Es wird erwartet, dass Ministerin Rita Alarcão Júdice eine Arbeitsgruppe einsetzt, um einen konkreten Vorschlag für die Reform der Verwaltungs- und Steuergerichtsbarkeit auszuarbeiten.
Digitalisierung aller Gerichte und Abschaffung des Papiers in den StandesämternDie im Regierungsprogramm enthaltene „Digitalisierung der Justiz“ ist ehrgeizig und zielt darauf ab, die elektronische Bearbeitung von Strafverfahren fortzusetzen, die von der vorherigen Regierung auf die Ermittlungsphase ausgeweitet wurde. Allerdings ist dies nicht ohne Hindernisse, da Kriminalpolizei, Staatsanwaltschaft und Gerichte unterschiedliche Computersysteme nutzen, was die Kommunikation zwischen den verschiedenen Systemen oft unmöglich macht.
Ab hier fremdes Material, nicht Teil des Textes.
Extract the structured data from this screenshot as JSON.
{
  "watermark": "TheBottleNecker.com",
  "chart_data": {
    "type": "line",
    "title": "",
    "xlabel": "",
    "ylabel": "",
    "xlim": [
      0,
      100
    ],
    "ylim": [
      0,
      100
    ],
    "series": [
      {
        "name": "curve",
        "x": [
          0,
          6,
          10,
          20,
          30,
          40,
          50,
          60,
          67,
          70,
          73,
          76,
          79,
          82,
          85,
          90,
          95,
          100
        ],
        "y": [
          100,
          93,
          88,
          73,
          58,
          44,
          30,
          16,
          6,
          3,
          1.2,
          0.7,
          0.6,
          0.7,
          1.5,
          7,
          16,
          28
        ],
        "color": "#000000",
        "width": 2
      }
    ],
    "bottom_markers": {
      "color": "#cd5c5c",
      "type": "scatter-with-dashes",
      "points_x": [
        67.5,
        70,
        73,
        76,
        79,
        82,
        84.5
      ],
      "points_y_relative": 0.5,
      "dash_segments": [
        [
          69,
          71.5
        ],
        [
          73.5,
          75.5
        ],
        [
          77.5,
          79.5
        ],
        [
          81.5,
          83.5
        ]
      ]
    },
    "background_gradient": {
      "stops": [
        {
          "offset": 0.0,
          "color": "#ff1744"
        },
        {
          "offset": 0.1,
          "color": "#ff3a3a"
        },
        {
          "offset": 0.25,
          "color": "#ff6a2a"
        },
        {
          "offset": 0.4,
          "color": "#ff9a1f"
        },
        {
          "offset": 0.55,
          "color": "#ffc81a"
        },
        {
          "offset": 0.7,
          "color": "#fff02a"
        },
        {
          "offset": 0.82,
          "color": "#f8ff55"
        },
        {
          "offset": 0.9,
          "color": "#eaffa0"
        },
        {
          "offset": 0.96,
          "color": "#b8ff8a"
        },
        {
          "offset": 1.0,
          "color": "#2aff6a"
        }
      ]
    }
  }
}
Aus diesem Grund möchte die Regierung zunächst eine „Digitale Strategie für die Justiz“ entwickeln und ihr ein neues Governance-Modell für Informations- und Kommunikationstechnologien bereitstellen, das die Interoperabilität und Sicherheit der Systeme fördert und eine bessere Reaktion auf die technologischen Herausforderungen der Justiz ermöglicht.
Das Ziel ist klar: „Die Digitalisierung sämtlicher Prozesse in allen Gerichten, einschließlich des Verfassungsgerichtshofs, zu vertiefen und die Plattformen für die Einreichung und Verwaltung von Prozessen weiter zu verbessern.“ Alles, um „die Verfahrensgeschwindigkeit zu fördern und Ressourcen zu sparen.“
Im Bereich der Aktenführung möchte die Exekutive „die Abschaffung von Papier und Papierarchiven vorantreiben“.
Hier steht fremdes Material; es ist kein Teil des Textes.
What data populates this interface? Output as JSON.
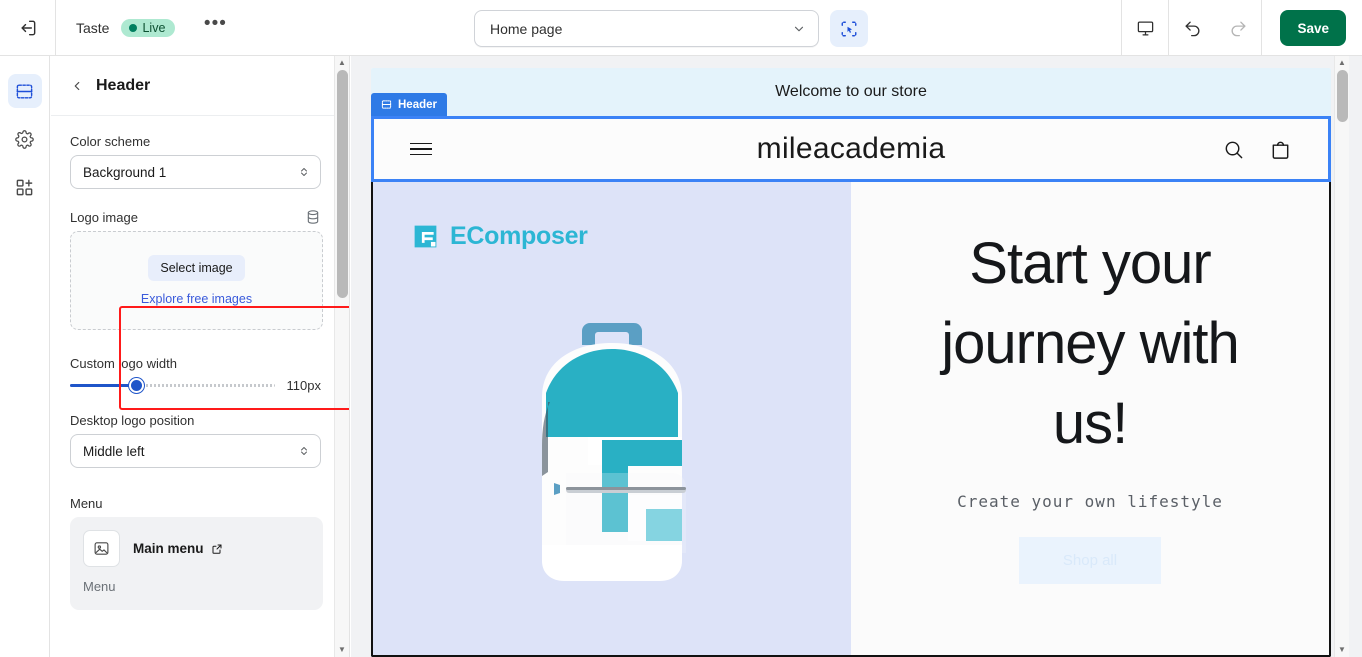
{
  "topbar": {
    "exit_icon": "exit-icon",
    "store_title": "Taste",
    "live_badge": "Live",
    "more_icon": "ellipsis-icon",
    "page_selector_value": "Home page",
    "page_selector_chevron": "chevron-down-icon",
    "inspect_tool_icon": "selection-cursor-icon",
    "device_icon": "desktop-icon",
    "undo_icon": "undo-icon",
    "redo_icon": "redo-icon",
    "save_label": "Save",
    "save_color": "#00724a"
  },
  "rail": {
    "items": [
      {
        "name": "sections-icon",
        "label": "Sections",
        "active": true
      },
      {
        "name": "gear-icon",
        "label": "Settings",
        "active": false
      },
      {
        "name": "apps-add-icon",
        "label": "Apps",
        "active": false
      }
    ]
  },
  "sidebar": {
    "back_icon": "chevron-left-icon",
    "title": "Header",
    "color_scheme": {
      "label": "Color scheme",
      "value": "Background 1"
    },
    "logo_image": {
      "label": "Logo image",
      "source_icon": "database-icon",
      "select_button": "Select image",
      "explore_link": "Explore free images",
      "highlight_color": "#ff1a1a"
    },
    "custom_logo_width": {
      "label": "Custom logo width",
      "value": "110px",
      "percent": 29
    },
    "desktop_logo_position": {
      "label": "Desktop logo position",
      "value": "Middle left"
    },
    "menu": {
      "label": "Menu",
      "card_icon": "image-placeholder-icon",
      "card_title": "Main menu",
      "card_external_icon": "external-link-icon",
      "card_subtitle": "Menu"
    },
    "scrollbar": {
      "up_arrow": "▲",
      "down_arrow": "▼"
    }
  },
  "preview": {
    "announcement": "Welcome to our store",
    "section_tag": {
      "icon": "section-icon",
      "label": "Header"
    },
    "header": {
      "menu_icon": "hamburger-icon",
      "brand": "mileacademia",
      "search_icon": "search-icon",
      "cart_icon": "shopping-bag-icon",
      "outline_color": "#3b82f6"
    },
    "hero": {
      "logo_text": "EComposer",
      "logo_color": "#2cb6d4",
      "product_image": "teal-backpack-image",
      "left_bg": "#dde3f8",
      "title": "Start your journey with us!",
      "subtitle": "Create your own lifestyle",
      "cta_label": "Shop all"
    },
    "scrollbar": {
      "up_arrow": "▲",
      "down_arrow": "▼"
    }
  }
}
Schließlich fällt noch eine letzte Gesetzesänderung im Bereich der Justizorganisation auf: die „Abschaffung des derzeitigen Face-to-Face-Mechanismus zur Überwachung von Vorgängen“ – eine Maßnahme, die von den Richtern und der Staatsanwaltschaft gefordert wurde.
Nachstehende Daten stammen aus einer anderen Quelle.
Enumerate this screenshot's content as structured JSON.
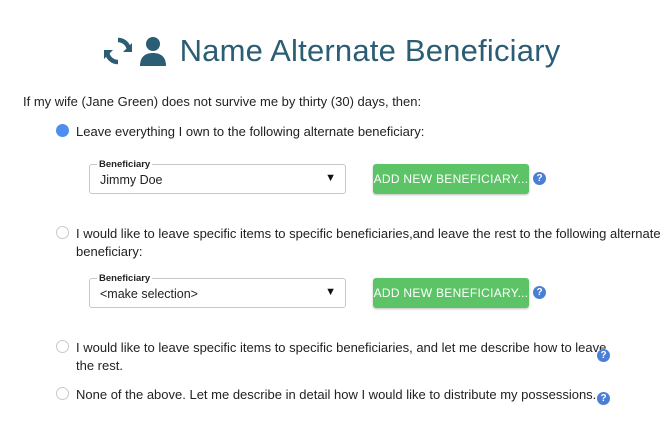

Diese umstrittene Maßnahme wurde unter der Regierung von António Costa als Reaktion auf die Korruption bei der Richterwahl am Lissabonner Berufungsgericht beschlossen. Damals einigten sich die PS von António Costa und die PSD von Rui Rio im Parlament auf die Einführung einer täglichen elektronischen Wahl, die von einem Richter, einem Staatsanwalt und interessierten Anwälten bezeugt werden muss. Die Tatsache, dass diese bürokratische Aufgabe die Anwesenheit von Richtern erfordert, führte zu Hindernissen bei der Arbeitszeitgestaltung, die von beiden Richtern heftig kritisiert wurden.
Die Regierung möchte die „Automatisierung und Zufälligkeit“ der elektronischen Ziehung verstärken (allerdings ohne die obligatorische Anwesenheit von Richtern) und die „Figur des diensthabenden Richters“ wieder einführen, um die notwendigen Vorgänge zu überwachen und die Achtung des natürlichen Richters im Verfahren sicherzustellen.